Vous-même, êtes-vous antispéciste ?
Je suis végétarien, j’ai arrêté de boire du lait récemment, et je suis aussi antispéciste. Les antispécistes affirment simplement qu’il n’existe aucune raison de privilégier l’animal humain sur les animaux non humains, qu’il ne faut pas traiter différemment deux espèces, qui ont les mêmes spécificités d’intelligence et de sensibilité, au simple prétexte qu’elles n’appartiennent pas à la même espèce. Ce n’est pas parce qu’une vache n’est pas un animal humain que j’ai le droit de la faire souffrir. Ce n’est pas parce qu’un cochon n’est pas un animal de compagnie que j’ai le droit de le faire souffrir… Ce cochon est aussi intelligent et affectueux qu’un chien. N’a-t-il pas les mêmes droits que mon chien ?
Pour les antispécistes, il n’y aurait pas de hiérarchie entre l’homme et l’animal. L’homme ne serait-il qu’un animal comme les autres ?
Vous mettez précisément le doigt sur toute l’ambiguïté de ce terme. Mais, non ! Il ne s’agit pas de mettre tous les animaux à égalité avec les hommes. Je ne parle pas d’une égalité stricto sensu, mais d’une égalité de considération. J’ajouterais aussi une égalité entre les douleurs. Pour un animal, la douleur qu’il ressent n’est pas moins grave ni moins aiguë.
Une refonte du statut de l’animal ne suffit-elle pas ? Votre pays, la France, a modifié le statut de l’animal, qui n’est plus un meuble, dont on peut faire ce qu’on veut, mais un être vivant sensible, dont on doit respecter certains droits.
C’est tout notre rapport à l’animal qui doit changer. Il ne suffit pas d’exiger que l’on tue les bêtes sans qu’elles souffrent. Là, on est vraiment au coeur du débat qui anime l’antispécisme. Les uns, les welfaristes, estiment que l’on peut arriver à une solution en militant pour l’adoption de lois qui garantissent ou améliorent le bien-être animal. Mais ils ne remettent pas en cause l’exploitation animale, et on bute sur un os, qui est la fin de vie : à la fin, il faut tuer l’animal et il s’agit toujours d’une euthanasie. Les autres, les abolitionnistes, disent que tant que les animaux continueront à être traités comme des marchandises produites et échangées, leur sort ne pourra pas s’améliorer, ou qu’à la marge.

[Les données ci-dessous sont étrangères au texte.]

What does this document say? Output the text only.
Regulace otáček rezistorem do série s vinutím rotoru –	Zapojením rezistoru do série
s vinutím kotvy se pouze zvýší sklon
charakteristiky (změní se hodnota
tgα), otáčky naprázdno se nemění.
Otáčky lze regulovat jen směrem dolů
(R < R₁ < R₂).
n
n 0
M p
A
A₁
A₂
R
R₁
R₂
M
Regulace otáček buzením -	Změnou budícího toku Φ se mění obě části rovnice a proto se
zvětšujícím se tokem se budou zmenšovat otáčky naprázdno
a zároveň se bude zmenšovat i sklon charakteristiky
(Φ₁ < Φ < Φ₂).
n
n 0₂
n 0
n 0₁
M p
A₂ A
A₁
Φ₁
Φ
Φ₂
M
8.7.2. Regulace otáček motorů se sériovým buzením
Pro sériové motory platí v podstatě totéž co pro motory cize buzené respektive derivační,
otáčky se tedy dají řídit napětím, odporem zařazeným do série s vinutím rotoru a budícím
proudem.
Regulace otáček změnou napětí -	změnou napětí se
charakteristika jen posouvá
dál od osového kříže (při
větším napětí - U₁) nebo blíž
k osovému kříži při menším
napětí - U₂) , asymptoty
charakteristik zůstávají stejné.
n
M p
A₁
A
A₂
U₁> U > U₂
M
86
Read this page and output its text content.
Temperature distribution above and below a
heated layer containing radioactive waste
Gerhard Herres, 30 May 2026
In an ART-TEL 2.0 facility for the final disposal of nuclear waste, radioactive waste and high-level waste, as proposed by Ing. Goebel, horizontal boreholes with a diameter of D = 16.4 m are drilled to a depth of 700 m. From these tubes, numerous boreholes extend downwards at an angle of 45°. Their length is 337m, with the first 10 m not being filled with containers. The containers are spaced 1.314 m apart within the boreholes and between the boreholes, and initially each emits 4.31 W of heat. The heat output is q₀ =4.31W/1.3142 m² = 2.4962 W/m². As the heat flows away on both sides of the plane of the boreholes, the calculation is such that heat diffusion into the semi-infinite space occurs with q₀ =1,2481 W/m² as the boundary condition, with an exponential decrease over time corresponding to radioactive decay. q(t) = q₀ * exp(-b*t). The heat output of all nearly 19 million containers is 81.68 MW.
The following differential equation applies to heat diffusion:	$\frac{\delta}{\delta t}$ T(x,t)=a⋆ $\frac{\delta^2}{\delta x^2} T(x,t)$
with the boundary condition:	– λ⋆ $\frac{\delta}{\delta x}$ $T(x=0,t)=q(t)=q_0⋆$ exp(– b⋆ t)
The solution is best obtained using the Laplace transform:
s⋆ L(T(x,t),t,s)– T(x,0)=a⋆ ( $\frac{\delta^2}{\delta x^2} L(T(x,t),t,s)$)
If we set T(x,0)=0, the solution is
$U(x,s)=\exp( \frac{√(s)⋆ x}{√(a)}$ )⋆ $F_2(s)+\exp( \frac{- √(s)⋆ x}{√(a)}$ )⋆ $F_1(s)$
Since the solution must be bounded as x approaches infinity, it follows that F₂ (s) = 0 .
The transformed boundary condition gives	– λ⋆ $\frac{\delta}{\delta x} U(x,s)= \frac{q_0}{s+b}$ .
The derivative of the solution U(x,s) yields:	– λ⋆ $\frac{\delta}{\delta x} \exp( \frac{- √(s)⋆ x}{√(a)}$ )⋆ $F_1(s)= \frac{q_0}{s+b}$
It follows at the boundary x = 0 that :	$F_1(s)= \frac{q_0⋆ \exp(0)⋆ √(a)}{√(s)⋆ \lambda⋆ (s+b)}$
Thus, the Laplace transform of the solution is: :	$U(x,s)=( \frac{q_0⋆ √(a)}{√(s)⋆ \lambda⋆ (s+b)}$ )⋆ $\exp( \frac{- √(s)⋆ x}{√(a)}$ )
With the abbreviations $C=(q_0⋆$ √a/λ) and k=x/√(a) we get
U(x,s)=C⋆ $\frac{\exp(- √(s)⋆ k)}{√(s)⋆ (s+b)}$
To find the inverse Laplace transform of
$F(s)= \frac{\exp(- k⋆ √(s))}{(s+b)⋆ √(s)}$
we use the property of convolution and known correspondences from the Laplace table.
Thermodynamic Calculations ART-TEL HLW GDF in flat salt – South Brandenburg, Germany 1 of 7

Et vous, de quel côté vous rangez-vous ?
Je suis dans la veine abolitionniste. Encore que dans mon livre, je prends du recul. Ainsi les abolitionnistes affirment que, dès qu’il y a contact avec un animal, il y a domination… Je ne vais pas jusque-là. Je ne suis pas contre manger un oeuf, s’il vient d’un petit élevage où cela se passe sans souffrance. Je ne suis pas dans une compassion béate, mais je m’appuie sur un raisonnement rationnel et moral : mon action est-elle utile, et ai-je le choix ? La viande, la fourrure, la corrida, le cirque, le zoo, la chasse, l’exploitation animale : puis-je m’en passer ou pas ? Oui, je peux faire sans, je peux m’en passer. Ce ne serait pas la même chose, si j’étais sur une île déserte et que la faim me rongeait l’estomac. Je devrais tuer un animal pour manger. Mon action serait négative mais nécessaire.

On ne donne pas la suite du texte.